The story begins in 1974, as Katherine Glover throws a cocktail party for her neighbors in the northern English coal town of Sheffield. It’s a slightly unusual social occasion for the street, so everyone except the teenagers has on their party manners.
What they don’t know (and the reader gradually learns) is that their hostess’s bright chattiness is because she has invited Nick, her boss at the flower shop, with whom she is infatuated. And their host’s gentle but equally artificial pleasantness is because he believes that Katherine has taken Nick for a lover.
The way Hensher skims among the thoughts of the party guests and hints at the complicated relationships in the Glover family should set you right up for this rich, sympathetic, comic and tragic novel.
Things become more beautifully complicated right away, as new neighbors, the Sellers family from London, move in across the way. The potential friendship between the two women is staggered by an odd act of rage in the party’s aftermath. The relationships between the children are even quirkier. Hensher vividly conveys the intensity of their lives, from young Tim Glover’s obsessive passion for snakes to teenaged Sandra Sellers’ cynical friendship with the too-good-looking teen swain Daniel Glover.
Hensher shifts from viewpoint to viewpoint with the same sense of swimming ease as in that initial cocktail scene. Then the whole story slides forward by several years, and there’s a whole new set of complications. The novel covers roughly the twenty years of Thatcher’s England, and the social and economic changes of that period are reflected in the lives of the characters.

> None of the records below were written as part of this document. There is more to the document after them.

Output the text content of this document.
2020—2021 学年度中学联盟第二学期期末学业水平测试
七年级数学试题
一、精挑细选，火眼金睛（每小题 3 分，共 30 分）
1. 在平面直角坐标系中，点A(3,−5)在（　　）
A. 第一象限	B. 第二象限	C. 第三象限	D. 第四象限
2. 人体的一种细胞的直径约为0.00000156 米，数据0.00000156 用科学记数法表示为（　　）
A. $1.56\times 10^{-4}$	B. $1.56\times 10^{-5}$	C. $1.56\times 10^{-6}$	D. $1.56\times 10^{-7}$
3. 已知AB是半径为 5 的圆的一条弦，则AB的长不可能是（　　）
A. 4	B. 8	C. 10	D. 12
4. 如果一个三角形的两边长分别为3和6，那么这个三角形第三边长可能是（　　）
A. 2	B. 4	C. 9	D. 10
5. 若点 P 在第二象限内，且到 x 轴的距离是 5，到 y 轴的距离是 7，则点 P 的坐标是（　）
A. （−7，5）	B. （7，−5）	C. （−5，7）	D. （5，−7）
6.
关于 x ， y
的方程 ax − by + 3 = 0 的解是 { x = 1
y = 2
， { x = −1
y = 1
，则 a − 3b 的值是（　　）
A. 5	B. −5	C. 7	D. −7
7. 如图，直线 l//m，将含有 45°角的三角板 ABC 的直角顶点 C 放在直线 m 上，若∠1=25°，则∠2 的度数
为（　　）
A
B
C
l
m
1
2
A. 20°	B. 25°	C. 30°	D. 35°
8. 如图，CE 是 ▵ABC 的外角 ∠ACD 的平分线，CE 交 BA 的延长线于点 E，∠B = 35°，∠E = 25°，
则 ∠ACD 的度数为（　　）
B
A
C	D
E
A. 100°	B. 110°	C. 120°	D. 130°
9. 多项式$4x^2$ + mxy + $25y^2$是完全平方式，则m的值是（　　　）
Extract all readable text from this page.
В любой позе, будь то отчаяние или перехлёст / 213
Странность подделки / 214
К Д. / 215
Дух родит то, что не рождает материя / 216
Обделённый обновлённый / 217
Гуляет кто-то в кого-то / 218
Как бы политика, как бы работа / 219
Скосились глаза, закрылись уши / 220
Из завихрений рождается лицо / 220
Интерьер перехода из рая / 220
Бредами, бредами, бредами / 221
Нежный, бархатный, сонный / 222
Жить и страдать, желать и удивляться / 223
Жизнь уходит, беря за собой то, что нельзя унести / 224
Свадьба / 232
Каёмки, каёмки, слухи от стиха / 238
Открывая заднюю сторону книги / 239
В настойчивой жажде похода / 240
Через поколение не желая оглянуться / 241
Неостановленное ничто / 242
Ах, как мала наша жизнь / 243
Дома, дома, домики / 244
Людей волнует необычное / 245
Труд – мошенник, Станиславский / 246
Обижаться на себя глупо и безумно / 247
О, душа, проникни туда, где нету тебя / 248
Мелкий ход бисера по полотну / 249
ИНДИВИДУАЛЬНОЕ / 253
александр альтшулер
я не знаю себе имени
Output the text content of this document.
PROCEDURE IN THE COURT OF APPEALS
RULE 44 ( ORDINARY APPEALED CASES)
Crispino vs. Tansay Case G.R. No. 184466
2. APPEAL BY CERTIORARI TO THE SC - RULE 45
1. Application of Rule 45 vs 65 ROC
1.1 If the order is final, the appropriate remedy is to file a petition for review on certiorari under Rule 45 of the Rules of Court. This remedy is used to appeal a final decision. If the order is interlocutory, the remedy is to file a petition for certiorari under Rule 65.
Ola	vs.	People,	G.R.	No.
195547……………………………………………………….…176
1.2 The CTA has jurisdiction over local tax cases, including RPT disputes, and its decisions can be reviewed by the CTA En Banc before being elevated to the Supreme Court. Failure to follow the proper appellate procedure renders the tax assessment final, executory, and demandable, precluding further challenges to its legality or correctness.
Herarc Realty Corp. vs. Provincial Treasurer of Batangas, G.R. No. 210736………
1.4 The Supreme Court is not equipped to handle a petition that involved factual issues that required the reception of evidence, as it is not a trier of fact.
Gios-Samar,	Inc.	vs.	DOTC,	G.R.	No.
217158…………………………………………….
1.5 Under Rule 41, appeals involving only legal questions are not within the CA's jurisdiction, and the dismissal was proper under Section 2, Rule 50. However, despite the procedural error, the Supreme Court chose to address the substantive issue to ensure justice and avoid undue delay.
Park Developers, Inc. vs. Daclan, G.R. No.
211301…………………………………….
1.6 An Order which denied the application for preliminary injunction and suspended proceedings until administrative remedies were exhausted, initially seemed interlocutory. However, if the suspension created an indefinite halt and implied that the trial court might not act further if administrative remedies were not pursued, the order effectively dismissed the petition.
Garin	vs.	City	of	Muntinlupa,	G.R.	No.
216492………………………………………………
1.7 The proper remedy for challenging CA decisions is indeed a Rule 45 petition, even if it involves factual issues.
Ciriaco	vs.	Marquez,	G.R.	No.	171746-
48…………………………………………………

It’s gorgeously done. The vivid period setting must be even more powerful for English readers (it’s Coronation Chicken and vol-au-vents at the cocktail party, rather than, say, chicken á la king and Chex party mix), but it’s a joy for American readers, too.
Be forewarned: Hensher pulls things up rather sharply at the end, reminding the reader that realistic fiction is fiction, not real. But that just serves to show what an astonishing work of imagination the novel is. It was shortlisted for the Man Booker Prize in 2008.